When is the school board going to address the cost of poor quality information coming out of the district office?
This past Monday, at the school board's FTT meeting, we heard the district's recommendation that school board meetings be moved from the Municipal Building, which seems to be good enough to stream and televise live City Council meetings... but perhaps not good enough for the district.
As is too often the case, we quickly learned that the District has not done its due diligence in determining whether such a move is truly feasible, or what the true cost of making such a move would be. Luckily, Sun Prairie Media Center (SPMC, formerly Sun Prairie Cable Access TV) Executive Director Cameron Thompson pointed out several things the District does not appear to have considered:
1. The live feed is located in the gymnasium at CHUMS — requiring cable to be run from the gymnasium to the auditorium.
2. The purchase microphones and a camera to broadcast meetings at CHUMS would be required; costs not considered.
3. When Sun Prairie Media Center broadcast from CHUMS previously, the cable end experienced at least one problem during the broadcast each year.
What about Seniors and Those that Are not Internet Savvy?
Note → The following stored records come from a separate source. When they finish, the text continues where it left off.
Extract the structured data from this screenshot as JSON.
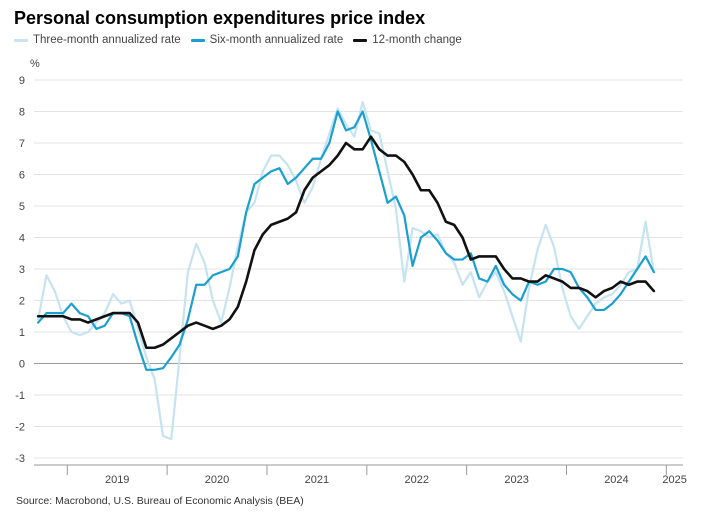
{
  "title": "Personal consumption expenditures price index",
  "source": "Source: Macrobond, U.S. Bureau of Economic Analysis (BEA)",
  "legend": [
    {
      "label": "Three-month annualized rate",
      "color": "#c6e3f2"
    },
    {
      "label": "Six-month annualized rate",
      "color": "#1a9fd0"
    },
    {
      "label": "12-month change",
      "color": "#111111"
    }
  ],
  "chart_data": {
    "type": "line",
    "ylabel": "%",
    "ylim": [
      -3,
      9
    ],
    "yticks": [
      9,
      8,
      7,
      6,
      5,
      4,
      3,
      2,
      1,
      0,
      -1,
      -2,
      -3
    ],
    "xlim": [
      2018.6667,
      2025.1667
    ],
    "xticks": [
      {
        "label": "2019",
        "value": 2019.5
      },
      {
        "label": "2020",
        "value": 2020.5
      },
      {
        "label": "2021",
        "value": 2021.5
      },
      {
        "label": "2022",
        "value": 2022.5
      },
      {
        "label": "2023",
        "value": 2023.5
      },
      {
        "label": "2024",
        "value": 2024.5
      },
      {
        "label": "2025",
        "value": 2025.0833
      }
    ],
    "year_separators": [
      2019,
      2020,
      2021,
      2022,
      2023,
      2024,
      2025
    ],
    "grid": true,
    "series": [
      {
        "name": "Three-month annualized rate",
        "color": "#c6e3f2",
        "width": 2.2,
        "points": [
          [
            2018.7083,
            1.4
          ],
          [
            2018.7917,
            2.8
          ],
          [
            2018.875,
            2.3
          ],
          [
            2018.9583,
            1.5
          ],
          [
            2019.0417,
            1.0
          ],
          [
            2019.125,
            0.9
          ],
          [
            2019.2083,
            1.0
          ],
          [
            2019.2917,
            1.3
          ],
          [
            2019.375,
            1.6
          ],
          [
            2019.4583,
            2.2
          ],
          [
            2019.5417,
            1.9
          ],
          [
            2019.625,
            2.0
          ],
          [
            2019.7083,
            1.1
          ],
          [
            2019.7917,
            0.2
          ],
          [
            2019.875,
            -0.5
          ],
          [
            2019.9583,
            -2.3
          ],
          [
            2020.0417,
            -2.4
          ],
          [
            2020.125,
            0.2
          ],
          [
            2020.2083,
            2.9
          ],
          [
            2020.2917,
            3.8
          ],
          [
            2020.375,
            3.2
          ],
          [
            2020.4583,
            2.0
          ],
          [
            2020.5417,
            1.3
          ],
          [
            2020.625,
            2.4
          ],
          [
            2020.7083,
            3.7
          ],
          [
            2020.7917,
            4.8
          ],
          [
            2020.875,
            5.1
          ],
          [
            2020.9583,
            6.1
          ],
          [
            2021.0417,
            6.6
          ],
          [
            2021.125,
            6.6
          ],
          [
            2021.2083,
            6.3
          ],
          [
            2021.2917,
            5.8
          ],
          [
            2021.375,
            5.1
          ],
          [
            2021.4583,
            5.6
          ],
          [
            2021.5417,
            6.5
          ],
          [
            2021.625,
            7.3
          ],
          [
            2021.7083,
            8.1
          ],
          [
            2021.7917,
            7.6
          ],
          [
            2021.875,
            7.2
          ],
          [
            2021.9583,
            8.3
          ],
          [
            2022.0417,
            7.4
          ],
          [
            2022.125,
            7.3
          ],
          [
            2022.2083,
            6.1
          ],
          [
            2022.2917,
            4.9
          ],
          [
            2022.375,
            2.6
          ],
          [
            2022.4583,
            4.3
          ],
          [
            2022.5417,
            4.2
          ],
          [
            2022.625,
            4.0
          ],
          [
            2022.7083,
            4.1
          ],
          [
            2022.7917,
            3.5
          ],
          [
            2022.875,
            3.2
          ],
          [
            2022.9583,
            2.5
          ],
          [
            2023.0417,
            2.9
          ],
          [
            2023.125,
            2.1
          ],
          [
            2023.2083,
            2.6
          ],
          [
            2023.2917,
            2.9
          ],
          [
            2023.375,
            2.3
          ],
          [
            2023.4583,
            1.5
          ],
          [
            2023.5417,
            0.7
          ],
          [
            2023.625,
            2.4
          ],
          [
            2023.7083,
            3.6
          ],
          [
            2023.7917,
            4.4
          ],
          [
            2023.875,
            3.7
          ],
          [
            2023.9583,
            2.4
          ],
          [
            2024.0417,
            1.5
          ],
          [
            2024.125,
            1.1
          ],
          [
            2024.2083,
            1.5
          ],
          [
            2024.2917,
            1.9
          ],
          [
            2024.375,
            2.1
          ],
          [
            2024.4583,
            2.2
          ],
          [
            2024.5417,
            2.5
          ],
          [
            2024.625,
            2.9
          ],
          [
            2024.7083,
            3.0
          ],
          [
            2024.7917,
            4.5
          ],
          [
            2024.875,
            2.9
          ]
        ]
      },
      {
        "name": "Six-month annualized rate",
        "color": "#1a9fd0",
        "width": 2.2,
        "points": [
          [
            2018.7083,
            1.3
          ],
          [
            2018.7917,
            1.6
          ],
          [
            2018.875,
            1.6
          ],
          [
            2018.9583,
            1.6
          ],
          [
            2019.0417,
            1.9
          ],
          [
            2019.125,
            1.6
          ],
          [
            2019.2083,
            1.5
          ],
          [
            2019.2917,
            1.1
          ],
          [
            2019.375,
            1.2
          ],
          [
            2019.4583,
            1.6
          ],
          [
            2019.5417,
            1.6
          ],
          [
            2019.625,
            1.5
          ],
          [
            2019.7083,
            0.6
          ],
          [
            2019.7917,
            -0.2
          ],
          [
            2019.875,
            -0.2
          ],
          [
            2019.9583,
            -0.15
          ],
          [
            2020.0417,
            0.2
          ],
          [
            2020.125,
            0.6
          ],
          [
            2020.2083,
            1.4
          ],
          [
            2020.2917,
            2.5
          ],
          [
            2020.375,
            2.5
          ],
          [
            2020.4583,
            2.8
          ],
          [
            2020.5417,
            2.9
          ],
          [
            2020.625,
            3.0
          ],
          [
            2020.7083,
            3.4
          ],
          [
            2020.7917,
            4.8
          ],
          [
            2020.875,
            5.7
          ],
          [
            2020.9583,
            5.9
          ],
          [
            2021.0417,
            6.1
          ],
          [
            2021.125,
            6.2
          ],
          [
            2021.2083,
            5.7
          ],
          [
            2021.2917,
            5.9
          ],
          [
            2021.375,
            6.2
          ],
          [
            2021.4583,
            6.5
          ],
          [
            2021.5417,
            6.5
          ],
          [
            2021.625,
            7.0
          ],
          [
            2021.7083,
            8.0
          ],
          [
            2021.7917,
            7.4
          ],
          [
            2021.875,
            7.5
          ],
          [
            2021.9583,
            8.0
          ],
          [
            2022.0417,
            7.1
          ],
          [
            2022.125,
            6.1
          ],
          [
            2022.2083,
            5.1
          ],
          [
            2022.2917,
            5.3
          ],
          [
            2022.375,
            4.7
          ],
          [
            2022.4583,
            3.1
          ],
          [
            2022.5417,
            4.0
          ],
          [
            2022.625,
            4.2
          ],
          [
            2022.7083,
            3.9
          ],
          [
            2022.7917,
            3.5
          ],
          [
            2022.875,
            3.3
          ],
          [
            2022.9583,
            3.3
          ],
          [
            2023.0417,
            3.5
          ],
          [
            2023.125,
            2.7
          ],
          [
            2023.2083,
            2.6
          ],
          [
            2023.2917,
            3.1
          ],
          [
            2023.375,
            2.5
          ],
          [
            2023.4583,
            2.2
          ],
          [
            2023.5417,
            2.0
          ],
          [
            2023.625,
            2.6
          ],
          [
            2023.7083,
            2.5
          ],
          [
            2023.7917,
            2.6
          ],
          [
            2023.875,
            3.0
          ],
          [
            2023.9583,
            3.0
          ],
          [
            2024.0417,
            2.9
          ],
          [
            2024.125,
            2.4
          ],
          [
            2024.2083,
            2.1
          ],
          [
            2024.2917,
            1.7
          ],
          [
            2024.375,
            1.7
          ],
          [
            2024.4583,
            1.9
          ],
          [
            2024.5417,
            2.2
          ],
          [
            2024.625,
            2.6
          ],
          [
            2024.7083,
            3.0
          ],
          [
            2024.7917,
            3.4
          ],
          [
            2024.875,
            2.9
          ]
        ]
      },
      {
        "name": "12-month change",
        "color": "#111111",
        "width": 2.6,
        "points": [
          [
            2018.7083,
            1.5
          ],
          [
            2018.7917,
            1.5
          ],
          [
            2018.875,
            1.5
          ],
          [
            2018.9583,
            1.5
          ],
          [
            2019.0417,
            1.4
          ],
          [
            2019.125,
            1.4
          ],
          [
            2019.2083,
            1.3
          ],
          [
            2019.2917,
            1.4
          ],
          [
            2019.375,
            1.5
          ],
          [
            2019.4583,
            1.6
          ],
          [
            2019.5417,
            1.6
          ],
          [
            2019.625,
            1.6
          ],
          [
            2019.7083,
            1.3
          ],
          [
            2019.7917,
            0.5
          ],
          [
            2019.875,
            0.5
          ],
          [
            2019.9583,
            0.6
          ],
          [
            2020.0417,
            0.8
          ],
          [
            2020.125,
            1.0
          ],
          [
            2020.2083,
            1.2
          ],
          [
            2020.2917,
            1.3
          ],
          [
            2020.375,
            1.2
          ],
          [
            2020.4583,
            1.1
          ],
          [
            2020.5417,
            1.2
          ],
          [
            2020.625,
            1.4
          ],
          [
            2020.7083,
            1.8
          ],
          [
            2020.7917,
            2.6
          ],
          [
            2020.875,
            3.6
          ],
          [
            2020.9583,
            4.1
          ],
          [
            2021.0417,
            4.4
          ],
          [
            2021.125,
            4.5
          ],
          [
            2021.2083,
            4.6
          ],
          [
            2021.2917,
            4.8
          ],
          [
            2021.375,
            5.5
          ],
          [
            2021.4583,
            5.9
          ],
          [
            2021.5417,
            6.1
          ],
          [
            2021.625,
            6.3
          ],
          [
            2021.7083,
            6.6
          ],
          [
            2021.7917,
            7.0
          ],
          [
            2021.875,
            6.8
          ],
          [
            2021.9583,
            6.8
          ],
          [
            2022.0417,
            7.2
          ],
          [
            2022.125,
            6.8
          ],
          [
            2022.2083,
            6.6
          ],
          [
            2022.2917,
            6.6
          ],
          [
            2022.375,
            6.4
          ],
          [
            2022.4583,
            6.0
          ],
          [
            2022.5417,
            5.5
          ],
          [
            2022.625,
            5.5
          ],
          [
            2022.7083,
            5.1
          ],
          [
            2022.7917,
            4.5
          ],
          [
            2022.875,
            4.4
          ],
          [
            2022.9583,
            4.0
          ],
          [
            2023.0417,
            3.3
          ],
          [
            2023.125,
            3.4
          ],
          [
            2023.2083,
            3.4
          ],
          [
            2023.2917,
            3.4
          ],
          [
            2023.375,
            3.0
          ],
          [
            2023.4583,
            2.7
          ],
          [
            2023.5417,
            2.7
          ],
          [
            2023.625,
            2.6
          ],
          [
            2023.7083,
            2.6
          ],
          [
            2023.7917,
            2.8
          ],
          [
            2023.875,
            2.7
          ],
          [
            2023.9583,
            2.6
          ],
          [
            2024.0417,
            2.4
          ],
          [
            2024.125,
            2.4
          ],
          [
            2024.2083,
            2.3
          ],
          [
            2024.2917,
            2.1
          ],
          [
            2024.375,
            2.3
          ],
          [
            2024.4583,
            2.4
          ],
          [
            2024.5417,
            2.6
          ],
          [
            2024.625,
            2.5
          ],
          [
            2024.7083,
            2.6
          ],
          [
            2024.7917,
            2.6
          ],
          [
            2024.875,
            2.3
          ]
        ]
      }
    ]
  }
}
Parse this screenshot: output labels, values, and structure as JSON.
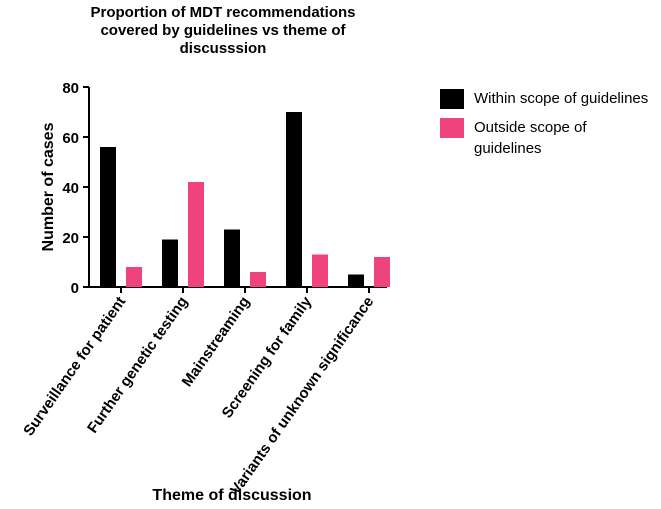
{
  "chart_data": {
    "type": "bar",
    "title": "Proportion of MDT recommendations covered by guidelines vs theme of discusssion",
    "title_lines": [
      "Proportion of MDT recommendations",
      "covered by guidelines vs theme of",
      "discusssion"
    ],
    "xlabel": "Theme of discussion",
    "ylabel": "Number of cases",
    "ylim": [
      0,
      80
    ],
    "yticks": [
      "0",
      "20",
      "40",
      "60",
      "80"
    ],
    "grid": false,
    "legend_position": "right",
    "categories": [
      "Surveillance for patient",
      "Further genetic testing",
      "Mainstreaming",
      "Screening for family",
      "Variants of unknown significance"
    ],
    "series": [
      {
        "name": "Within scope of guidelines",
        "color": "#000000",
        "values": [
          56,
          19,
          23,
          70,
          5
        ]
      },
      {
        "name": "Outside scope of guidelines",
        "color": "#f0427f",
        "values": [
          8,
          42,
          6,
          13,
          12
        ]
      }
    ]
  }
}
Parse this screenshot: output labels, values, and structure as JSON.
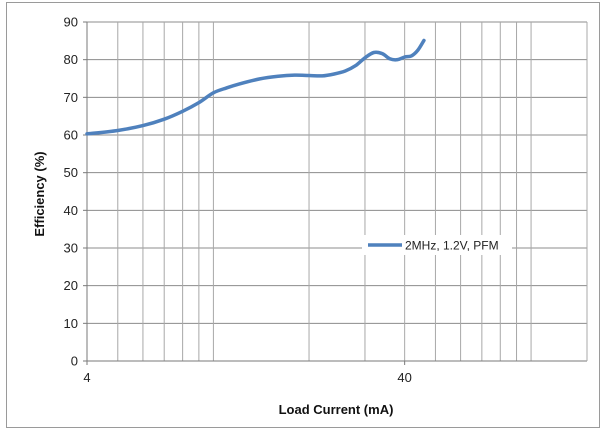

The plans to move school board and committee meetings from the municipal building also mean that meetings would no longer be available to watch live via Charter cable as the meeting is held. SPMC would broadcast the tapes later on, but live viewing would no longer be possible by TV. Many district residents are not savvy enough o lack the internet bandwidth to watch streaming video. Many have gotten used to watching the meetings live on Charter cable. Why would the district now consider turning its back on the very citizens that financed this district for many, many years.
Read the STAR's coverage
Burning Questions
When will the district stop bringing forward information which has not been properly vetted?
How can the school board vote to approve any decision based on bad data?
The school board's vision statement includes using data to drive decision-making. How can that work when the quality of information is poor?
Poor quality data leads to poor decisions.